Fig. 4. Stages in pneumococcal adherence and invasion

a | Several steps are required for invasion of the respiratory tract. Streptococcus pneumoniae evades entrapment in mucus and mucociliary clearance by negatively charged capsular polysaccharide (CPS) and proteolytic degradation of secretory immunoglobulin A1 (IgA1) by the zinc metalloprotease ZmpA (also known as IgA1 protease). Neuraminidase A (NanA), β-galactosidase (BgaA) and β-N-acetylglucosaminidase (StrH) deglycosylate mucus and unmask glycan targets for adhesins on the epithelium. Finally, pneumolysin (Ply) inhibits ciliary beating. Adherence to the apical surface of epithelial cells is mediated by diverse surface structures, including phosphorylcholine (ChoP), choline-binding protein A (CbpA), the ancillary pilus subunit RrgA at the tip of pili, adherence and virulence protein A (PavA) and large surface-exposed glycoprotein (PsrP). S. pneumoniae binds through ChoP to platelet-activating factor receptor (PAFR) and through CbpA to polymeric immunoglobulin receptor (PIGR), and by subverting the respective host receptor recycling pathways, it induces its own endocytosis, which is followed by release of pneumococci at the basolateral surface. Alternatively, Ply and hydrogen peroxide (H₂O₂) directly damage the epithelium, and hyaluronate lyase (Hyl) and plasmin, which is bound to the pneumococcal surface through enolase (Eno), glyceralde-hyde-3-phosphate dehydrogenase (GAPDH) or CbpE, degrade the extracellular matrix.

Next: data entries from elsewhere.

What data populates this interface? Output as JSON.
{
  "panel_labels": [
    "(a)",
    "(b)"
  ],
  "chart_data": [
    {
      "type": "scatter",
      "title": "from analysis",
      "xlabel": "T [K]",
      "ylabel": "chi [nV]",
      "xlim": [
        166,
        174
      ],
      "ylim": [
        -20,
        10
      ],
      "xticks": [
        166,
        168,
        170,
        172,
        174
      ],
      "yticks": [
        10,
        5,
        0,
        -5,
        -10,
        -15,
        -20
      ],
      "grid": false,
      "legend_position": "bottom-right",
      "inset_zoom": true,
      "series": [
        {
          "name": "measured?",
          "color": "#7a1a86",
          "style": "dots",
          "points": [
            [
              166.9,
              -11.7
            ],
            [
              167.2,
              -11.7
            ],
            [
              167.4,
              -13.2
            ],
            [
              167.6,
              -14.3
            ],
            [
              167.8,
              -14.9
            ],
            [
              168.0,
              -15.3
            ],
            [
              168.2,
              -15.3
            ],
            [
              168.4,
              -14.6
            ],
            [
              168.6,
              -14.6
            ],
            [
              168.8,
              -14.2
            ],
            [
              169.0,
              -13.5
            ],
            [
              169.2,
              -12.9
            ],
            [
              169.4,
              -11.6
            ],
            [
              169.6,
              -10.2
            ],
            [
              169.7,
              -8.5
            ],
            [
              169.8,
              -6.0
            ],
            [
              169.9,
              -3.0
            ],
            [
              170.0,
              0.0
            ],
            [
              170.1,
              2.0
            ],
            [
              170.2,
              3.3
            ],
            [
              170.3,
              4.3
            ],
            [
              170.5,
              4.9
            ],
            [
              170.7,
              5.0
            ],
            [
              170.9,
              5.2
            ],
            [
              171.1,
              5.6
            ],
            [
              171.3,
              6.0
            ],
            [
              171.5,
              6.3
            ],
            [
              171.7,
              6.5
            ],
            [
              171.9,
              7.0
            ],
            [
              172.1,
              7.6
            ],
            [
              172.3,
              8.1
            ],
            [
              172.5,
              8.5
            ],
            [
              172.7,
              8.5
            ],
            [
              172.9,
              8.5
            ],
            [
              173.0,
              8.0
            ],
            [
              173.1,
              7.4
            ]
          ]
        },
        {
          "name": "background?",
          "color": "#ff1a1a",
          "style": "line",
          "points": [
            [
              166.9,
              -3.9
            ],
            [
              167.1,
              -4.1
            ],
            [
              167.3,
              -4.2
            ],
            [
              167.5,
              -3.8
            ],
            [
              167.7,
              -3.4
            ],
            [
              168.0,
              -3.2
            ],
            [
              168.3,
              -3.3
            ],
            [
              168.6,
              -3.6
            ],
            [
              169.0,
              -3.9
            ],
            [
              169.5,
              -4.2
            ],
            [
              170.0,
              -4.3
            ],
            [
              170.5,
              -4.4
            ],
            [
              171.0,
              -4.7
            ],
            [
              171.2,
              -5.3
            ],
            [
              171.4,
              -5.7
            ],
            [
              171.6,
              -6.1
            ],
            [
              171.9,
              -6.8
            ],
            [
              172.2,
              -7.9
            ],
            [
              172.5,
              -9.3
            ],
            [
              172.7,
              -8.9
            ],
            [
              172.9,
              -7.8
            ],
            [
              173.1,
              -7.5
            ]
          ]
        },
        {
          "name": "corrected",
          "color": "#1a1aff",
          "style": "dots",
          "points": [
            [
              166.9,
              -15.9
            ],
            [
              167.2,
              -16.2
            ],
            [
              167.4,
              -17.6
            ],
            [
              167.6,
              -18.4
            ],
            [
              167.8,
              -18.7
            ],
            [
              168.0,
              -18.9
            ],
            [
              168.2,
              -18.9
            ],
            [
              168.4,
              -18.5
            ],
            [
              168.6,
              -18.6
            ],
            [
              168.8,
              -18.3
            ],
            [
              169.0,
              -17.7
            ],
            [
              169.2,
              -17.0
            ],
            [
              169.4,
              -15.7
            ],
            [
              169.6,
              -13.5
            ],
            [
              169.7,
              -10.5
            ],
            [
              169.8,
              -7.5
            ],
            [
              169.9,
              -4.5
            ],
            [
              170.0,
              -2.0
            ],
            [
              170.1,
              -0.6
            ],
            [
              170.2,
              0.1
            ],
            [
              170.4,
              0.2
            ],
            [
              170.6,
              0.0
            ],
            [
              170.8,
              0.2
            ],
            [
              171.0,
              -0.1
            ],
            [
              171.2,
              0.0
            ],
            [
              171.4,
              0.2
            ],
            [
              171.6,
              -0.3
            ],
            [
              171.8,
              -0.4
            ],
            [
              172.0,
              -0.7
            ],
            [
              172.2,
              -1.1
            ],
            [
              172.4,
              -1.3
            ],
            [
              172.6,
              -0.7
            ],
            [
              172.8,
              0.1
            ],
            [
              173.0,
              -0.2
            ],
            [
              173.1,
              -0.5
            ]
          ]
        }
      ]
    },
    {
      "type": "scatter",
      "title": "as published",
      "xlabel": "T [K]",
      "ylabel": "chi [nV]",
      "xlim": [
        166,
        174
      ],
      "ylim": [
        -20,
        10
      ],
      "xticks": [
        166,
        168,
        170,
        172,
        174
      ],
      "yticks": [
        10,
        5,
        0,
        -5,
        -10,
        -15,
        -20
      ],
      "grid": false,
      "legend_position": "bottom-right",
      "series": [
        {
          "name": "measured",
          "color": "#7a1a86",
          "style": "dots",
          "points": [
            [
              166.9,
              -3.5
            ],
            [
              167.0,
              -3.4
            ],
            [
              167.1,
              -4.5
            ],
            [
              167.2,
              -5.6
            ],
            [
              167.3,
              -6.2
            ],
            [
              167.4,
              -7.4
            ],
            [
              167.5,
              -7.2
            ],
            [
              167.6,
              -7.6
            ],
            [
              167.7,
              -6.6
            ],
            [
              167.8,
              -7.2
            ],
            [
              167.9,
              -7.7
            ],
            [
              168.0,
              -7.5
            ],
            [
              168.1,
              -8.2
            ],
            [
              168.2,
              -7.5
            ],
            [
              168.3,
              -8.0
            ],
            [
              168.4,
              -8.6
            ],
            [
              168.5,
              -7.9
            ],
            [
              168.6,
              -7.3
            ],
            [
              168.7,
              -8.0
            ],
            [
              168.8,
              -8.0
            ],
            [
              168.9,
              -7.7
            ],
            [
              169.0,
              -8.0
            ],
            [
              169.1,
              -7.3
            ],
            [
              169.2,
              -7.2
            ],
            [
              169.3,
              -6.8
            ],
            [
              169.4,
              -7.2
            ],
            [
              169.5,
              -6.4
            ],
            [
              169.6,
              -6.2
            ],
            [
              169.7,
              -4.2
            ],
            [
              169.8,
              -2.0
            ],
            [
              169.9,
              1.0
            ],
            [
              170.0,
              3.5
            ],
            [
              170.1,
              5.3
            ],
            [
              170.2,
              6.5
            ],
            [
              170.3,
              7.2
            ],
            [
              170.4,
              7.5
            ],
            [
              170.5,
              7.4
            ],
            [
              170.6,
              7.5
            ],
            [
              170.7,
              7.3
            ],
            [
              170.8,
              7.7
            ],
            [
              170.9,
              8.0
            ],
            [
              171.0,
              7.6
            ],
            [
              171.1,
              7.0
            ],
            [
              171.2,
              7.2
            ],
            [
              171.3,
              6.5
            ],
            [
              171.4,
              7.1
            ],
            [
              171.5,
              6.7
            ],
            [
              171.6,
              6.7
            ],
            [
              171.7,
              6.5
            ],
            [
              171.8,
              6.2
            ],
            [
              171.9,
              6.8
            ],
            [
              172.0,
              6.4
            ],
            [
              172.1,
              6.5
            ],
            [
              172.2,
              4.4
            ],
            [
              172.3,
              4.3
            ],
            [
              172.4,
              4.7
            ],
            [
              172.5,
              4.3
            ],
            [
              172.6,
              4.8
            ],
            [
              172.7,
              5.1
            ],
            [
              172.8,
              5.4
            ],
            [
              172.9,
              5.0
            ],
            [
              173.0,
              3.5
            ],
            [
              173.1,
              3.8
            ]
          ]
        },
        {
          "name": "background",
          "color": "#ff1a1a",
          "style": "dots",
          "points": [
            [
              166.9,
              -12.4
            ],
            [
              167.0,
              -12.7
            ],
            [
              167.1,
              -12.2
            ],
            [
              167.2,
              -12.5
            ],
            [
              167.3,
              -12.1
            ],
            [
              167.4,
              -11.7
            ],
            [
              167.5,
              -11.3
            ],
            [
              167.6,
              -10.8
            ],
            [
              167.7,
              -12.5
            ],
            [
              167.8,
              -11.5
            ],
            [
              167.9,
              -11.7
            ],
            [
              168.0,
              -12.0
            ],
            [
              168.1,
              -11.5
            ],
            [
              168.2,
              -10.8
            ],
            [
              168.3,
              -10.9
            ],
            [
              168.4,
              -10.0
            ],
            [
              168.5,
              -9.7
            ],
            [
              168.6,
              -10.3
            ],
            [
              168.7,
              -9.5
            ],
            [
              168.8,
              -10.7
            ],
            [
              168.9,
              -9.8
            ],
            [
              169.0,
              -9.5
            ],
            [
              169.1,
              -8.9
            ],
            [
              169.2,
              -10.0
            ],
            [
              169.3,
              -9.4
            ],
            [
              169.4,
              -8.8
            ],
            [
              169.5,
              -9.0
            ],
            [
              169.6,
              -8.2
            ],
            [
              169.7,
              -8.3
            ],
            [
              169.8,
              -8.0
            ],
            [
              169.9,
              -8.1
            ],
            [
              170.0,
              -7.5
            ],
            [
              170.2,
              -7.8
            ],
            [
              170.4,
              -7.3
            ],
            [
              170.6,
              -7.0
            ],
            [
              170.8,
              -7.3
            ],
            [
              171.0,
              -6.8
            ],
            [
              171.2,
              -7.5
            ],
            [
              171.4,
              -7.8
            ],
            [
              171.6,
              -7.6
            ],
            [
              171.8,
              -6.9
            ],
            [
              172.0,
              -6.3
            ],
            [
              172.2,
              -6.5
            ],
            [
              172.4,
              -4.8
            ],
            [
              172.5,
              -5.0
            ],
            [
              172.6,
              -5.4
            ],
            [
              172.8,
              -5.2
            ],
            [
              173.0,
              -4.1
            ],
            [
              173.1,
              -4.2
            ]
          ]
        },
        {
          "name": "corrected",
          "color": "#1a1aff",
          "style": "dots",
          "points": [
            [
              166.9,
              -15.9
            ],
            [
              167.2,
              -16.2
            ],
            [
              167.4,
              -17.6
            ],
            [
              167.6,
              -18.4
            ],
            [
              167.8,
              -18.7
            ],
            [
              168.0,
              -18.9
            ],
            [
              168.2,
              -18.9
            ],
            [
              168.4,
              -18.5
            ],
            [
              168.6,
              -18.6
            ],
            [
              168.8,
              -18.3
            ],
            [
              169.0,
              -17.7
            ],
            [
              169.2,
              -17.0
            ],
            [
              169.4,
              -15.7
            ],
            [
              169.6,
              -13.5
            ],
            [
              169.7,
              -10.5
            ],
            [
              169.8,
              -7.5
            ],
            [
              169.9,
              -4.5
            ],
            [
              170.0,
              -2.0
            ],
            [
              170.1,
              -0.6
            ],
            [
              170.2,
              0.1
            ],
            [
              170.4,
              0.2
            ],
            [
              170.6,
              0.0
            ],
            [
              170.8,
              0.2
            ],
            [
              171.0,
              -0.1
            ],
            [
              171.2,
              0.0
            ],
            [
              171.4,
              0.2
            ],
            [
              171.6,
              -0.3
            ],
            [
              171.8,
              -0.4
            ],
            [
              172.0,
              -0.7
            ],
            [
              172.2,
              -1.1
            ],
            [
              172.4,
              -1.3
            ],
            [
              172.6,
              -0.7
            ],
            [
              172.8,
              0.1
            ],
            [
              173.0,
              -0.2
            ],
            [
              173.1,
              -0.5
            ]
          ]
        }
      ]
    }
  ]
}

This breaks down the epithelial barrier and provides a pathway for paracellular invasion. ChoP–PAFR and CbpA–PIGR interactions also enable pneumococci to traverse the endothelium and enter the bloodstream. Upregulation of PAFR by inflammatory cytokines amplifies ChoP–PAFR-mediated invasion. CPS and other virulence factors, including pneumococcal surface protein A (PspA), CbpA and Ply, facilitate evasion of opsonophagocytosis. b | To penetrate the blood–brain barrier, S. pneumoniae uses ChoP–PAFR, CbpA–PIGR and CbpA–laminin receptor (LR) binding. Strains that express pili also use RrgA to bind to PIGR and platelet endothelial cell adhesion molecule 1 (PECAM1). Similar to invasion of the respiratory tract, Ply, H₂O₂ generated by α-glycerophosphate oxidase (GlpO) and activated plasmin bound to the pneumococcal surface proteins Eno, GAPDH and CbpE can compromise the blood–brain barrier.